Re: Ahorn im Zopfstapel trocknen *MIT BILD*

Hallo Michl,
ich habe im Frühjahr einen Bergahornstamm sägen lassen (35/50mm) und gestapelt. Ich habe mich vorher auch umfassend informiert und bin letztlich auf viele interessante aber auch widersprüchliche Informationen gestoßen.

Nachdem ich erst einen Scherenständer bauen wollte (die klassische Methode einen Zopfstapel zu realisieren), habe ich die Bohlen letztlich für einige Wochen kopfüber an die Nordseite (eher sonnengeschützt) des Schuppens geneigt (siehe Bild, das Zurrband ist eher lose)
Am Schuppen sind oben Stapelleisten angebracht, dass der Ahorn nicht die Wand berührt. Die Bohlen wurden ca. einmal wöchentlich vorsorglich gewendet, damit sie sich nicht unnötig durchbiegen und nach einiger Zeit ganz gewöhnlich gestapelt.
Dabei war keine der Bohlen besonders verzogen.

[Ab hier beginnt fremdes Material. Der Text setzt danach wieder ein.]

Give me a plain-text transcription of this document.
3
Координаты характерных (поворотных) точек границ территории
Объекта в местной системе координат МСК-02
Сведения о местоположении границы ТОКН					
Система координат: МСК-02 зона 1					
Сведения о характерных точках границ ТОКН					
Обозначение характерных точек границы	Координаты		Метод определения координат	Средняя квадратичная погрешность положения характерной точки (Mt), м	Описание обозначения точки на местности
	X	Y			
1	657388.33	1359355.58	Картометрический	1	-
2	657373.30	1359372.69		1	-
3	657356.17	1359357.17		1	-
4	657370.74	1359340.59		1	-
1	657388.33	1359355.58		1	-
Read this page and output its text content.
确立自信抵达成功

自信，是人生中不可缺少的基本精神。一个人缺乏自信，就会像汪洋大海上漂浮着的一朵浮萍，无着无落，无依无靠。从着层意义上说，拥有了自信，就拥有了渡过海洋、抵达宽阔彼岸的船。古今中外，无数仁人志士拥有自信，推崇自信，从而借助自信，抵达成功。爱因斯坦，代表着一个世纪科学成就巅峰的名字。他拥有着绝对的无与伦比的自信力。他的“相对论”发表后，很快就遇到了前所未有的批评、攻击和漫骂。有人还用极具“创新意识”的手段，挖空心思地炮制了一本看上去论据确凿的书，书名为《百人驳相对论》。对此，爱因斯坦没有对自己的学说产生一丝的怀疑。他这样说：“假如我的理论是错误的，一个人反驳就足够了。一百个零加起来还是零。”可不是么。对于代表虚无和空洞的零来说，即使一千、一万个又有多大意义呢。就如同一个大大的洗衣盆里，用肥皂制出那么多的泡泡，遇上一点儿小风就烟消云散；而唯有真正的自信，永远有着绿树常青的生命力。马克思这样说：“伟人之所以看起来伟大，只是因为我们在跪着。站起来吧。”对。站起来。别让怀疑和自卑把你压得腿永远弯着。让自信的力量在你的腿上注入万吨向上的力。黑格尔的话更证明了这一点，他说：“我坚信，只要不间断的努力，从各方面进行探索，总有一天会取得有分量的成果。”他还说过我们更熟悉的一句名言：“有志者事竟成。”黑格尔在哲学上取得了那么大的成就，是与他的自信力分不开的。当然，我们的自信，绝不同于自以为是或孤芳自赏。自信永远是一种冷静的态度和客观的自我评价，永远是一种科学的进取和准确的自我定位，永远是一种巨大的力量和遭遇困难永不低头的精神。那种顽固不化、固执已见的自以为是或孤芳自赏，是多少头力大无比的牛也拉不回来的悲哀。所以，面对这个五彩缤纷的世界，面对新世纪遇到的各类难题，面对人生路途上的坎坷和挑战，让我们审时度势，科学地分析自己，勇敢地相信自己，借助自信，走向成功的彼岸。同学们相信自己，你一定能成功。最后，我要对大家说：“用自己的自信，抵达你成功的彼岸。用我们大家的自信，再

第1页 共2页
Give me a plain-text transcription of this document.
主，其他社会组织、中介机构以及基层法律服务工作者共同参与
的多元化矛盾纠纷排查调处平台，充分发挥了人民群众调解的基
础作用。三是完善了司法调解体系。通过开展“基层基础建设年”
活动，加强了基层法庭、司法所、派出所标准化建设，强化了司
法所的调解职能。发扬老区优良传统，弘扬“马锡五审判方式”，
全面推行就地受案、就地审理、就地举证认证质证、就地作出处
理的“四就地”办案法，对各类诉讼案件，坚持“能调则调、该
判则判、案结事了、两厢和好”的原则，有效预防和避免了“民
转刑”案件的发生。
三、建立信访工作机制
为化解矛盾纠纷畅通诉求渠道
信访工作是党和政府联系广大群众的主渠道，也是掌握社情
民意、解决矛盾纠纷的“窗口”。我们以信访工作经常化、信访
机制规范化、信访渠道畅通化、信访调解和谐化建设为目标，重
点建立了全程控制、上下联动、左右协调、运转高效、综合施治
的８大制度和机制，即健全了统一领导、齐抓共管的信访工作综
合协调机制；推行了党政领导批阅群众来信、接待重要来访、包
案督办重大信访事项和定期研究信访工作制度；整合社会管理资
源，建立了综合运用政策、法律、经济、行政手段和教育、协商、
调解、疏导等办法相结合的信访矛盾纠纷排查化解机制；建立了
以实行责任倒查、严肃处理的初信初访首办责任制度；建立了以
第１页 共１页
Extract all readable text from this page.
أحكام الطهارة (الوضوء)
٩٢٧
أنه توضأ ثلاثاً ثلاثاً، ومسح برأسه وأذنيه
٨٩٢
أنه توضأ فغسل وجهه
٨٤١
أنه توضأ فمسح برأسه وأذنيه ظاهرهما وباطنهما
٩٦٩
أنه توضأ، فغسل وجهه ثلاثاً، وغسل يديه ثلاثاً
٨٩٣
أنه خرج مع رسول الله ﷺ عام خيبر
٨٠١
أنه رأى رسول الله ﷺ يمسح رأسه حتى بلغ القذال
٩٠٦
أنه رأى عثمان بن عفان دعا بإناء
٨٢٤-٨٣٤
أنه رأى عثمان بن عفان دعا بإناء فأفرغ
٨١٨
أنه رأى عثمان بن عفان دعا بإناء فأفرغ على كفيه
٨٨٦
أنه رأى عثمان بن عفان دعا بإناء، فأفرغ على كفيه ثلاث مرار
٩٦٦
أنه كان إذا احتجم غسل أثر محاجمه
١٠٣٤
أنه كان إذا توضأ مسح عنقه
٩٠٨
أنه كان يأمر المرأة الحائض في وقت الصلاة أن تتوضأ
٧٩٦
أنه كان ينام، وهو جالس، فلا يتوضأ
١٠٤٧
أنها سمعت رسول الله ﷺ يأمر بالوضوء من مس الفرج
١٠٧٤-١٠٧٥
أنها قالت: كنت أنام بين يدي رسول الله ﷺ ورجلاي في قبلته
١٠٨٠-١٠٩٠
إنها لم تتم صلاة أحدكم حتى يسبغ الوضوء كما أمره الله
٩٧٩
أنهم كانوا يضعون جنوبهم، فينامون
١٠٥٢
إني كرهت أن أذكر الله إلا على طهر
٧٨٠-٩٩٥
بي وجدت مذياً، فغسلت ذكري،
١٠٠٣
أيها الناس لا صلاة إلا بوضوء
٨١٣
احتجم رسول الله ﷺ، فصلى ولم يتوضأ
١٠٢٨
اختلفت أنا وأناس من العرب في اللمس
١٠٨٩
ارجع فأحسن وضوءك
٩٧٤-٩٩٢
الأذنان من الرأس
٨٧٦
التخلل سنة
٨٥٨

Wichtig war mir erst nach dem horizontalen Stapeln die Enden zu versiegeln. Jetzt liegt der Stamm luftig aber überdacht im Freien.

Die grundsätzliche Frage, welche Behandlung Schnittholz bei welchem Feuchtegrad (hier deutlich über dem Fasersättigungspunkt) verträgt, kann ich nicht beantworten. Aus meiner geringen Erfahrung ist es erst einmal unkritisch, das Holz hat ja die nächsten Jahre Zeit sich wieder zu entspannen und schön gestapelt zu trocknen.